According to Simon Campbell of stopteacherstrikes.org, there are more teacher strikes in Pennsylvania than in all the other states combined. He spoke to us at the Concerned Educators Against Forced Unionism conference, and was certainly the most animated and entertaining of the great speakers we heard. Of course, his English accent only heightened the hilarity! Watch him on video in the upper right video at the link above.
I don't agree with him that teachers should not be allowed to strike--I understand that he's concerned about his children, but I'm concerned about mine. If I were a parent in Pennsylvania, though, with its fanatical record of teachers strikes, perhaps I'd see things differently. I agree with him completely, though, about forced unionism, about school districts' taking teachers' money and giving it to unions, and similar points.

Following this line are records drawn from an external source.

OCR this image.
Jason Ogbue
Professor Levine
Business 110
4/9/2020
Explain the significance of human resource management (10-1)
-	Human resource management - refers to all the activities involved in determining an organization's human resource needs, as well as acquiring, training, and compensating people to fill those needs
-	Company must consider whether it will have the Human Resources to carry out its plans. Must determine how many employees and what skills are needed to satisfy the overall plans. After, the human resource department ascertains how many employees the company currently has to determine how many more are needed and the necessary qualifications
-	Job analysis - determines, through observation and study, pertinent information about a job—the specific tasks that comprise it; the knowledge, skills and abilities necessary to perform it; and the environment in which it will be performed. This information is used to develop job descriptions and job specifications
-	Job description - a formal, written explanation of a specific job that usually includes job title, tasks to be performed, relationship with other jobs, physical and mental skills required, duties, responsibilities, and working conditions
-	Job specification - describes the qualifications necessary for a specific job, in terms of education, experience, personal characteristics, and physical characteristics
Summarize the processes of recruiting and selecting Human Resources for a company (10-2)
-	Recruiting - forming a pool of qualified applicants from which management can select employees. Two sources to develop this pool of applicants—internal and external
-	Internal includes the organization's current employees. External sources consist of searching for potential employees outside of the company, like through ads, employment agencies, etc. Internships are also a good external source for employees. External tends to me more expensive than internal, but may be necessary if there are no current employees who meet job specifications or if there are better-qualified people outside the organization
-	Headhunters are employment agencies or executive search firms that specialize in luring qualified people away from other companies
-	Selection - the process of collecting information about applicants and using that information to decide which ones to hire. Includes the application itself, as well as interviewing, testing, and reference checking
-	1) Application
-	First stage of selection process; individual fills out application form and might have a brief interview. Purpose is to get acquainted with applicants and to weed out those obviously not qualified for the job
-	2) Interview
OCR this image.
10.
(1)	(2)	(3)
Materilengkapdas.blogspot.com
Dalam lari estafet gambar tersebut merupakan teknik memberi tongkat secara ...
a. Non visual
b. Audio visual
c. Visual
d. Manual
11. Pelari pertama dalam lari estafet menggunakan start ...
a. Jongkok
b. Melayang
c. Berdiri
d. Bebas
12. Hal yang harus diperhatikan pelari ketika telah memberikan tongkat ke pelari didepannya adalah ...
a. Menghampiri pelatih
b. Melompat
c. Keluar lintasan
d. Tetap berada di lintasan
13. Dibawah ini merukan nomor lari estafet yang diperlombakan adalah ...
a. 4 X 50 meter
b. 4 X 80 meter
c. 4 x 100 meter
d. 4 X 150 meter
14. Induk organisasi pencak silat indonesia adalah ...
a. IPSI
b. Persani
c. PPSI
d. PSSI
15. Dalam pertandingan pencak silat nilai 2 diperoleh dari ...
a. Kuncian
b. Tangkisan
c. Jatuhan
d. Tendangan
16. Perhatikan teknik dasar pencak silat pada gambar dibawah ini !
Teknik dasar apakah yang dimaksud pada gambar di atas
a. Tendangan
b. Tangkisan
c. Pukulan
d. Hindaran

Teachers unions often like to make comparisons which they claim show how beneficial they are. For instance, Mississippi does not allow teachers to bargain collectively and, coincidentally, teacher pay on average is lower there than in the rest of the country. Does that correlation imply a causation, though? The union would certainly give the impression that it does. How about this chart, then, which shows that 7 of the top 10 states in terms of teacher pay do not allow teacher strikes?
I'm also curious how the average pay on that chart was calculated, as $63,000 seems a very high average, even here in California.